Monday, November 7, 2011
Another meaningful post from my friend's facebook wall
When I attended talks by childhood educationists and social workers, or when I read newspaper articles, I was sad to hear/read about parents who cried foul: "I am not able to control my child anymore. Please put him to the boys' home/reformative training centre."
Is it really the loss of control in question, or is it something else?
In the early years we certainly need to place limits and controls on our children's actions; we need to control and monitor what they eat; we need to control what they watch on TV or read over the Internet. We need to set rules and boundary.
As they grow, however, we need to release control gradually, and let our influence which has been building over the years to take over. It's futile to control a person forever, not even our children.
Therefore, inability to control our children isn't a loss; in fact, it could be a celebration, if dispensing with it our children can still function on their own. It's the inability to exercise our influence over our own children that is a cause for pity.

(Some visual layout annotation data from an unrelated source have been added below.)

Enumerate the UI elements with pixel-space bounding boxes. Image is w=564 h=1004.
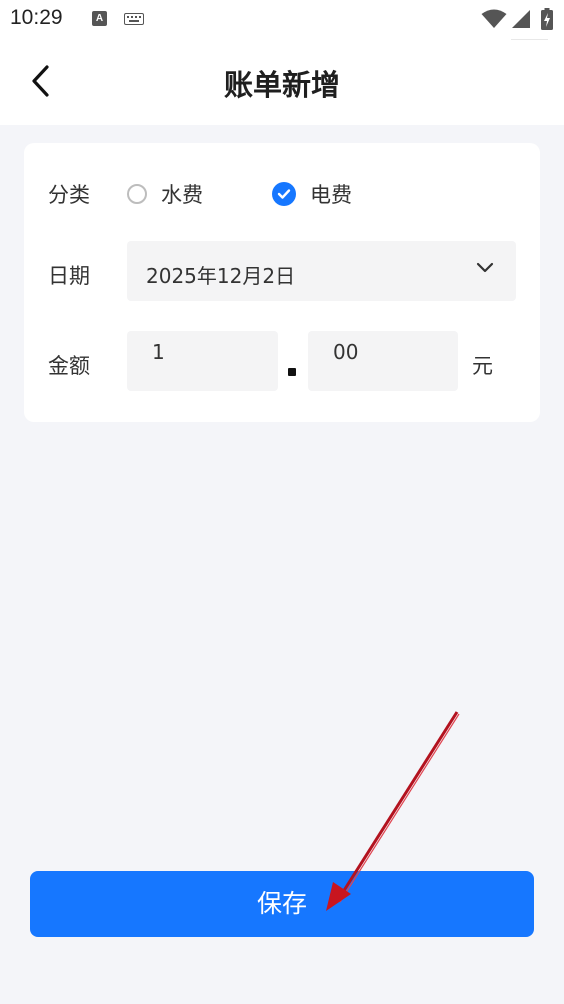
radio-water-fee[interactable]: 水费 bbox=[127, 179, 203, 209]
wifi-icon bbox=[481, 9, 507, 28]
save-button[interactable]: 保存 bbox=[30, 871, 534, 937]
signal-icon bbox=[512, 10, 530, 28]
status-bar: 10:29 A bbox=[0, 0, 564, 40]
page-title: 账单新增 bbox=[223, 68, 340, 102]
radio-electricity-fee-label: 电费 bbox=[310, 183, 352, 207]
form-card: 分类 水费 电费 日期 2025年12月2日 金额 元 bbox=[24, 143, 540, 422]
radio-electricity-fee[interactable]: 电费 bbox=[272, 179, 352, 209]
keyboard-icon bbox=[124, 13, 144, 25]
amount-decimal-input[interactable] bbox=[308, 331, 458, 391]
chevron-down-icon bbox=[476, 262, 494, 273]
app-header: 账单新增 bbox=[0, 40, 564, 125]
radio-unchecked-icon bbox=[127, 184, 147, 204]
status-time: 10:29 bbox=[10, 6, 63, 29]
a-notification-icon: A bbox=[92, 11, 107, 26]
date-value: 2025年12月2日 bbox=[146, 264, 296, 288]
amount-unit-label: 元 bbox=[472, 354, 493, 378]
battery-charging-icon bbox=[541, 8, 553, 30]
date-select[interactable]: 2025年12月2日 bbox=[127, 241, 516, 301]
radio-water-fee-label: 水费 bbox=[161, 183, 203, 207]
decimal-separator bbox=[288, 368, 296, 376]
amount-label: 金额 bbox=[48, 354, 90, 378]
category-label: 分类 bbox=[48, 183, 90, 207]
radio-checked-icon bbox=[272, 182, 296, 206]
date-label: 日期 bbox=[48, 264, 90, 288]
amount-integer-input[interactable] bbox=[127, 331, 278, 391]
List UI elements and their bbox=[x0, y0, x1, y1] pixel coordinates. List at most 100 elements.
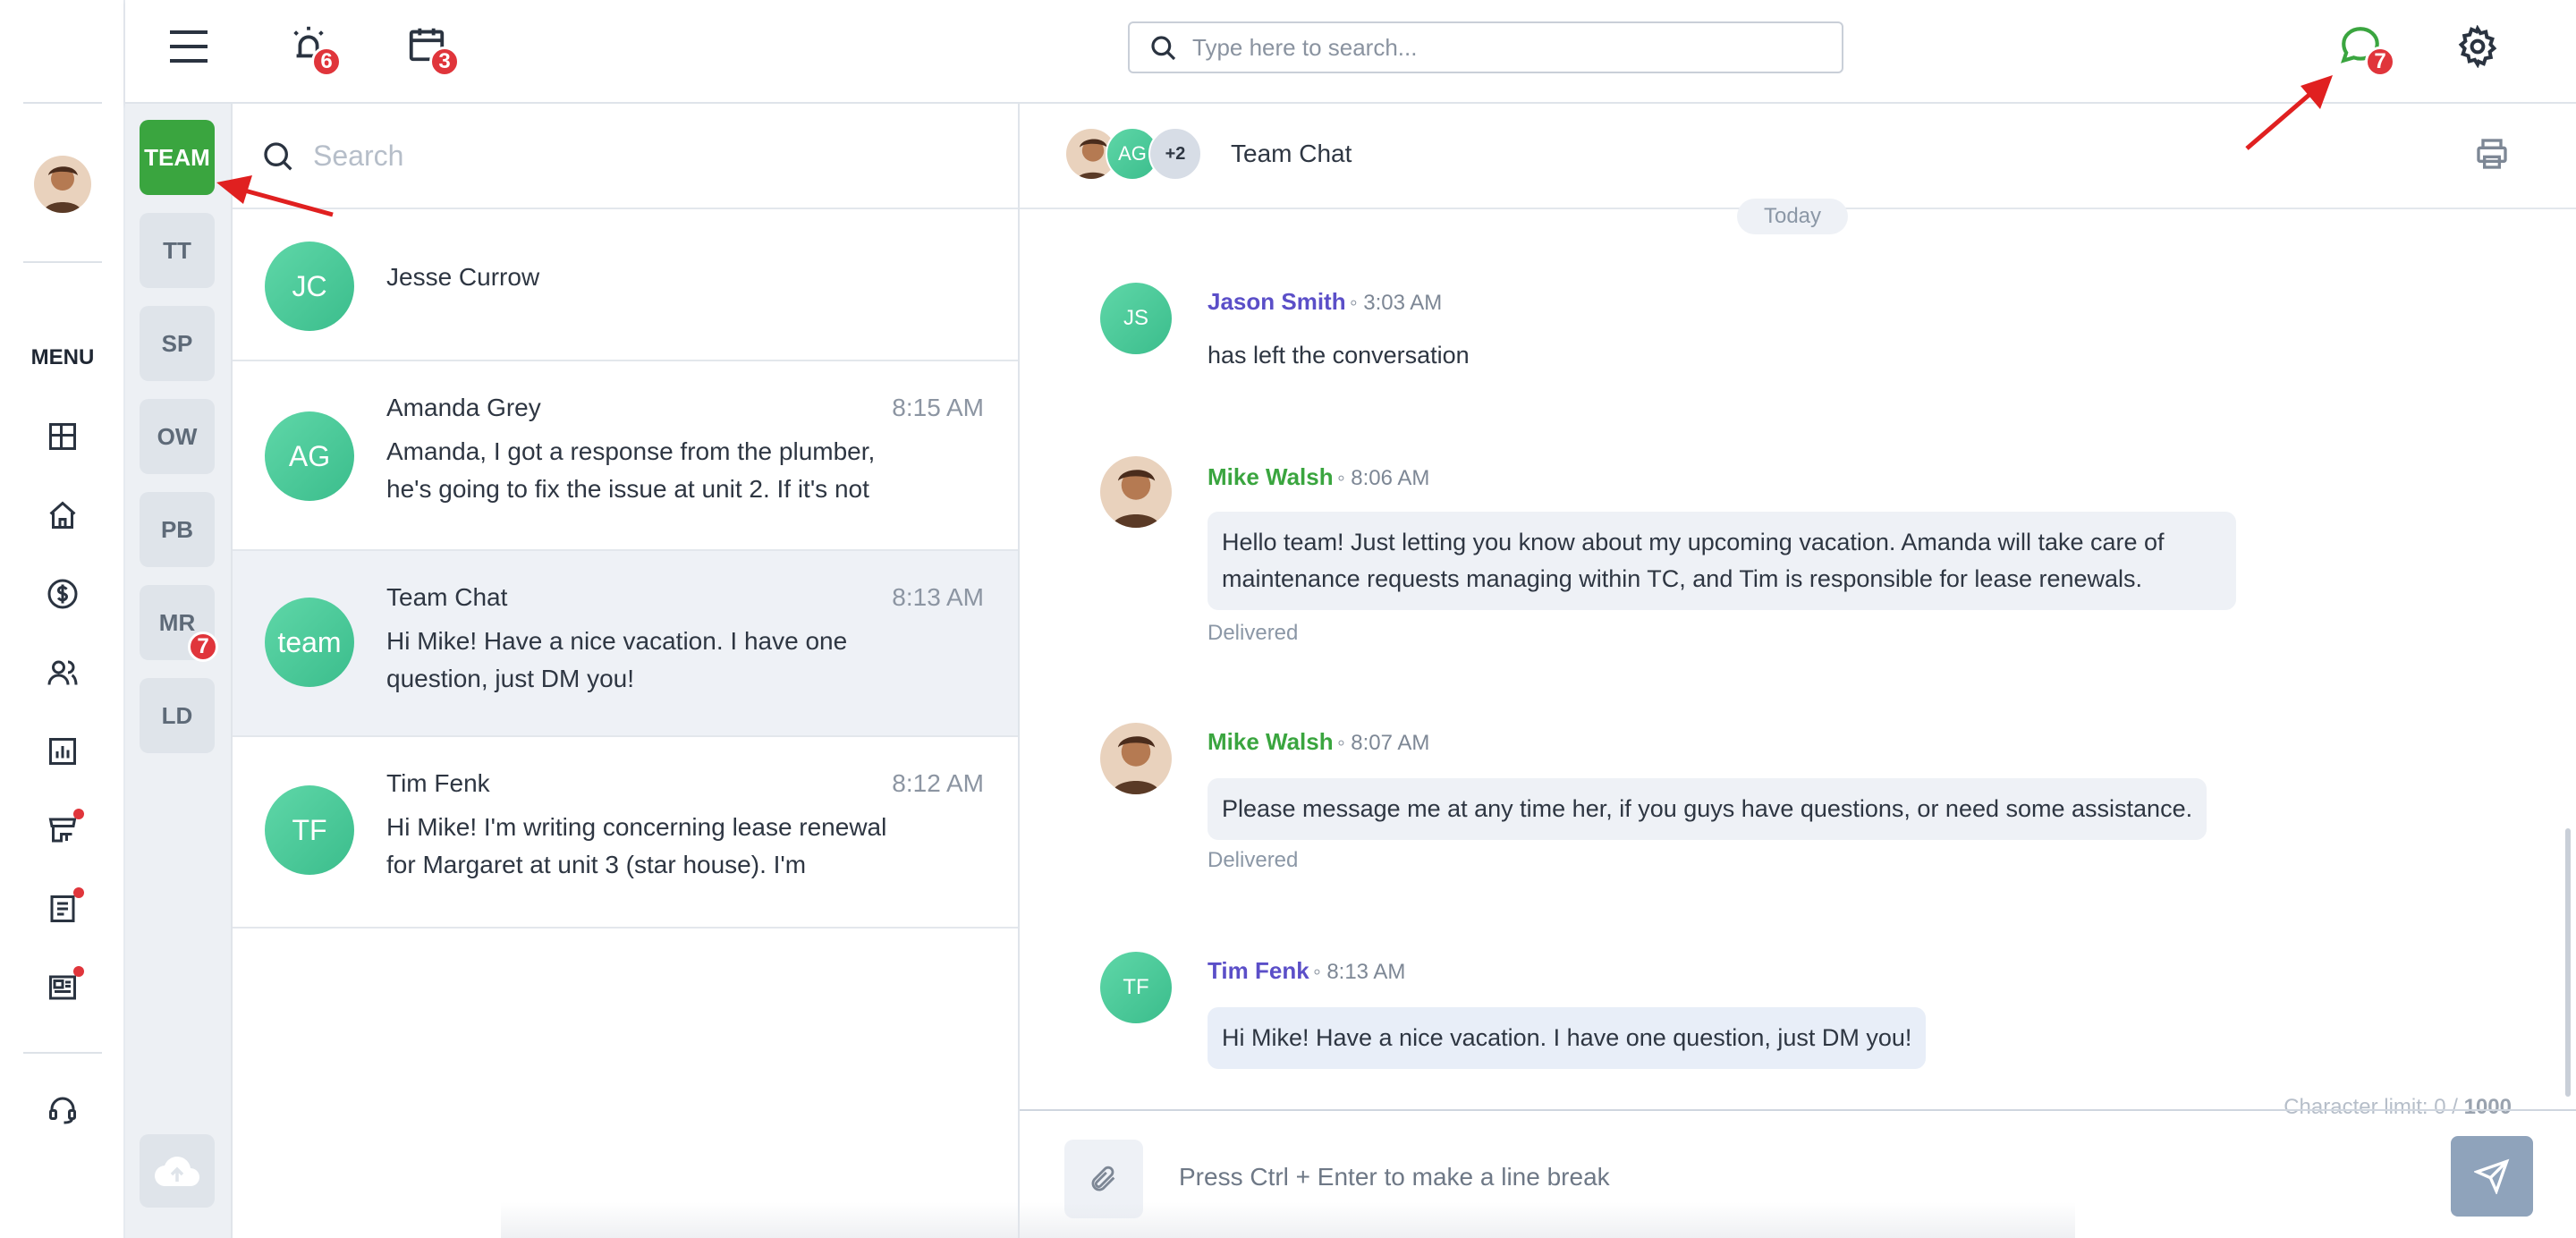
conversation-preview: Hi Mike! Have a nice vacation. I have on… bbox=[386, 627, 848, 692]
chat-header: AG +2 Team Chat bbox=[1020, 104, 2576, 209]
conversation-name: Amanda Grey bbox=[386, 394, 541, 421]
notification-dot bbox=[73, 887, 84, 898]
message-author[interactable]: Tim Fenk bbox=[1208, 957, 1309, 984]
conversation-name: Jesse Currow bbox=[386, 263, 540, 291]
chat-badge: 7 bbox=[2365, 47, 2395, 77]
date-separator: Today bbox=[1737, 199, 1848, 234]
contact-avatar: TF bbox=[265, 785, 354, 875]
more-participants-count[interactable]: +2 bbox=[1148, 127, 1202, 181]
notification-dot bbox=[73, 809, 84, 819]
document-icon[interactable] bbox=[41, 887, 84, 930]
attach-button[interactable] bbox=[1064, 1140, 1143, 1218]
message-author[interactable]: Mike Walsh bbox=[1208, 463, 1334, 490]
notification-dot bbox=[73, 966, 84, 977]
global-search-input[interactable]: Type here to search... bbox=[1128, 21, 1843, 73]
chat-title: Team Chat bbox=[1231, 140, 1352, 167]
calendar-badge: 3 bbox=[429, 47, 460, 77]
chat-panel: AG +2 Team Chat Today JS Jason Smith ◦ 3… bbox=[1020, 104, 2576, 1238]
message-author[interactable]: Mike Walsh bbox=[1208, 728, 1334, 755]
conversation-preview: Hi Mike! I'm writing concerning lease re… bbox=[386, 813, 887, 878]
group-tag-ld[interactable]: LD bbox=[140, 678, 215, 753]
dollar-icon[interactable] bbox=[41, 572, 84, 615]
alarm-badge: 6 bbox=[311, 47, 342, 77]
message-bubble: Please message me at any time her, if yo… bbox=[1208, 778, 2207, 840]
contact-avatar: team bbox=[265, 598, 354, 687]
conversation-time: 8:12 AM bbox=[892, 769, 984, 797]
search-placeholder: Type here to search... bbox=[1192, 33, 1418, 61]
send-icon bbox=[2474, 1158, 2510, 1194]
contact-avatar: AG bbox=[265, 411, 354, 501]
rail-divider bbox=[23, 102, 102, 104]
message-time: 8:06 AM bbox=[1351, 466, 1430, 490]
search-icon bbox=[1149, 34, 1178, 63]
alarm-button[interactable]: 6 bbox=[288, 23, 351, 81]
chat-scrollbar[interactable] bbox=[2565, 828, 2571, 1097]
message-avatar bbox=[1100, 723, 1172, 794]
conversation-item[interactable]: JC Jesse Currow bbox=[233, 209, 1018, 361]
conversation-name: Team Chat bbox=[386, 583, 508, 611]
message-bubble: Hi Mike! Have a nice vacation. I have on… bbox=[1208, 1007, 1927, 1069]
message-time: 8:07 AM bbox=[1351, 731, 1430, 755]
contact-avatar: JC bbox=[265, 242, 354, 331]
conversation-time: 8:13 AM bbox=[892, 583, 984, 611]
menu-label: MENU bbox=[30, 345, 95, 369]
conversation-item[interactable]: AG Amanda Grey 8:15 AM Amanda, I got a r… bbox=[233, 361, 1018, 551]
message-separator-dot: ◦ bbox=[1313, 960, 1327, 984]
shop-icon[interactable] bbox=[41, 809, 84, 852]
message-avatar: TF bbox=[1100, 952, 1172, 1023]
newspaper-icon[interactable] bbox=[41, 966, 84, 1009]
send-button[interactable] bbox=[2451, 1136, 2533, 1217]
settings-gear-icon[interactable] bbox=[2456, 25, 2499, 68]
message-separator-dot: ◦ bbox=[1337, 731, 1352, 755]
headset-icon[interactable] bbox=[41, 1088, 84, 1131]
conversation-item[interactable]: TF Tim Fenk 8:12 AM Hi Mike! I'm writing… bbox=[233, 737, 1018, 928]
chat-button[interactable]: 7 bbox=[2338, 23, 2401, 81]
user-avatar[interactable] bbox=[34, 156, 91, 213]
group-tag-tt[interactable]: TT bbox=[140, 213, 215, 288]
message-status: Delivered bbox=[1208, 621, 1299, 645]
people-icon[interactable] bbox=[41, 651, 84, 694]
group-tag-badge: 7 bbox=[188, 632, 218, 662]
conversation-search-placeholder: Search bbox=[313, 139, 404, 172]
calendar-button[interactable]: 3 bbox=[406, 23, 469, 81]
conversation-preview: Amanda, I got a response from the plumbe… bbox=[386, 437, 876, 503]
group-tag-mr[interactable]: MR 7 bbox=[140, 585, 218, 662]
hamburger-menu-icon[interactable] bbox=[170, 29, 208, 64]
group-tag-ow[interactable]: OW bbox=[140, 399, 215, 474]
paperclip-icon bbox=[1089, 1164, 1119, 1194]
group-tag-pb[interactable]: PB bbox=[140, 492, 215, 567]
message-meta: Tim Fenk ◦ 8:13 AM bbox=[1208, 957, 1405, 985]
upload-button[interactable] bbox=[140, 1134, 215, 1208]
conversation-item-selected[interactable]: team Team Chat 8:13 AM Hi Mike! Have a n… bbox=[233, 551, 1018, 737]
message-input[interactable]: Press Ctrl + Enter to make a line break bbox=[1179, 1163, 1610, 1191]
message-avatar: JS bbox=[1100, 283, 1172, 354]
message-time: 8:13 AM bbox=[1326, 960, 1406, 984]
chart-icon[interactable] bbox=[41, 730, 84, 773]
message-avatar bbox=[1100, 456, 1172, 528]
message-composer: Press Ctrl + Enter to make a line break bbox=[1020, 1109, 2576, 1238]
message-text: has left the conversation bbox=[1208, 342, 1470, 369]
message-meta: Jason Smith ◦ 3:03 AM bbox=[1208, 288, 1442, 316]
rail-divider bbox=[23, 261, 102, 263]
cloud-upload-icon bbox=[153, 1152, 201, 1190]
top-bar: 6 3 Type here to search... 7 bbox=[125, 0, 2576, 104]
message-bubble: Hello team! Just letting you know about … bbox=[1208, 512, 2236, 610]
dashboard-icon[interactable] bbox=[41, 415, 84, 458]
group-tag-team[interactable]: TEAM bbox=[140, 120, 215, 195]
message-meta: Mike Walsh ◦ 8:07 AM bbox=[1208, 728, 1429, 756]
message-author[interactable]: Jason Smith bbox=[1208, 288, 1346, 315]
left-rail: MENU bbox=[0, 0, 125, 1238]
message-meta: Mike Walsh ◦ 8:06 AM bbox=[1208, 463, 1429, 491]
group-tag-label: MR bbox=[158, 608, 196, 636]
group-tag-sp[interactable]: SP bbox=[140, 306, 215, 381]
conversation-name: Tim Fenk bbox=[386, 769, 490, 797]
print-icon[interactable] bbox=[2474, 136, 2510, 172]
message-separator-dot: ◦ bbox=[1350, 291, 1364, 315]
search-icon bbox=[261, 140, 297, 175]
message-status: Delivered bbox=[1208, 848, 1299, 872]
home-icon[interactable] bbox=[41, 494, 84, 537]
chat-groups-column: TEAM TT SP OW PB MR 7 LD bbox=[125, 104, 233, 1238]
rail-divider bbox=[23, 1052, 102, 1054]
conversation-search-input[interactable]: Search bbox=[233, 104, 1018, 209]
message-separator-dot: ◦ bbox=[1337, 466, 1352, 490]
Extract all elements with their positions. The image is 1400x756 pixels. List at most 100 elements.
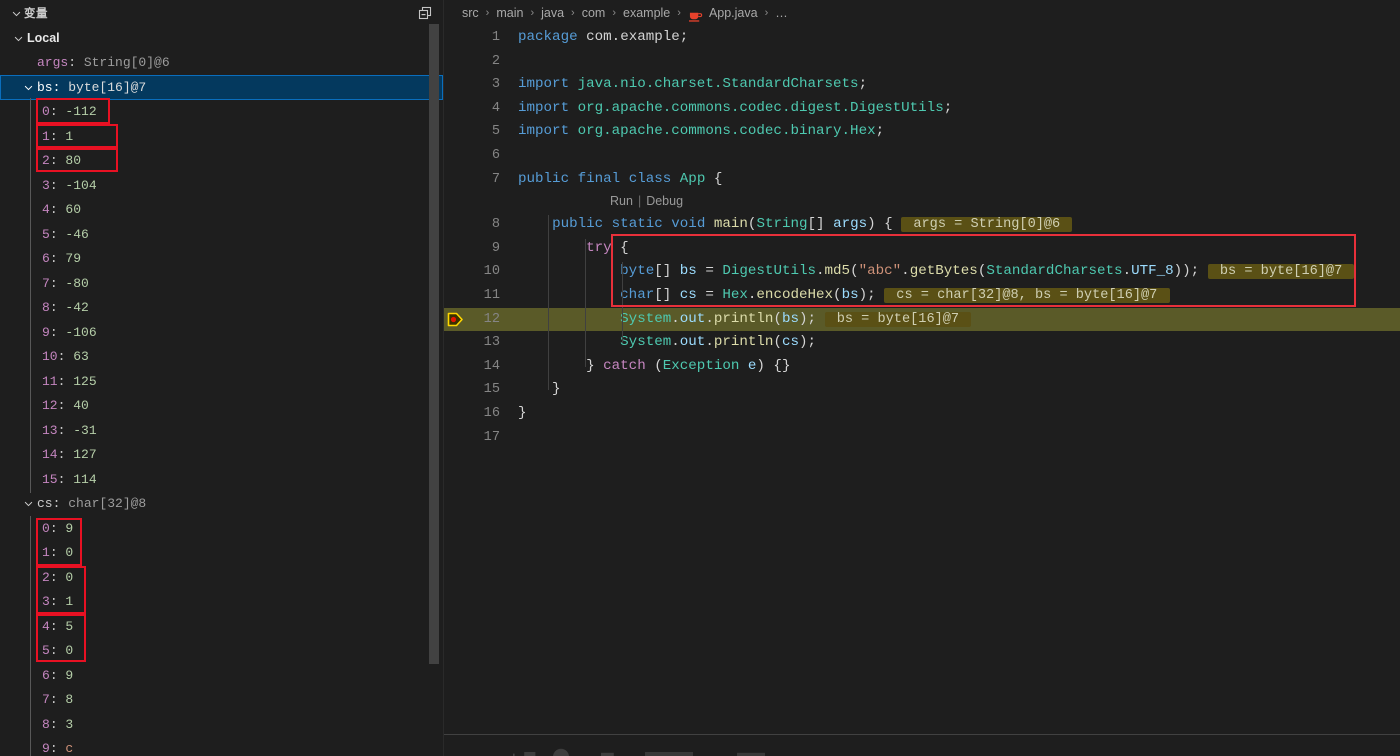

Influence is boundless. It's spread not just through words, but also through one's actions and bonding with one's children. When you share your principles with your children, you are influencing them. When you treat others politely, you are influencing them. When you play badminton with your children, you are influencing them. Likewise for negative influence. When you smoke, you are influencing them. When you jump queue, you are influencing them.
Influence is a much more powerful instrument than control. How to maximise positive influence on our children is every parent's duty, and a delicate job.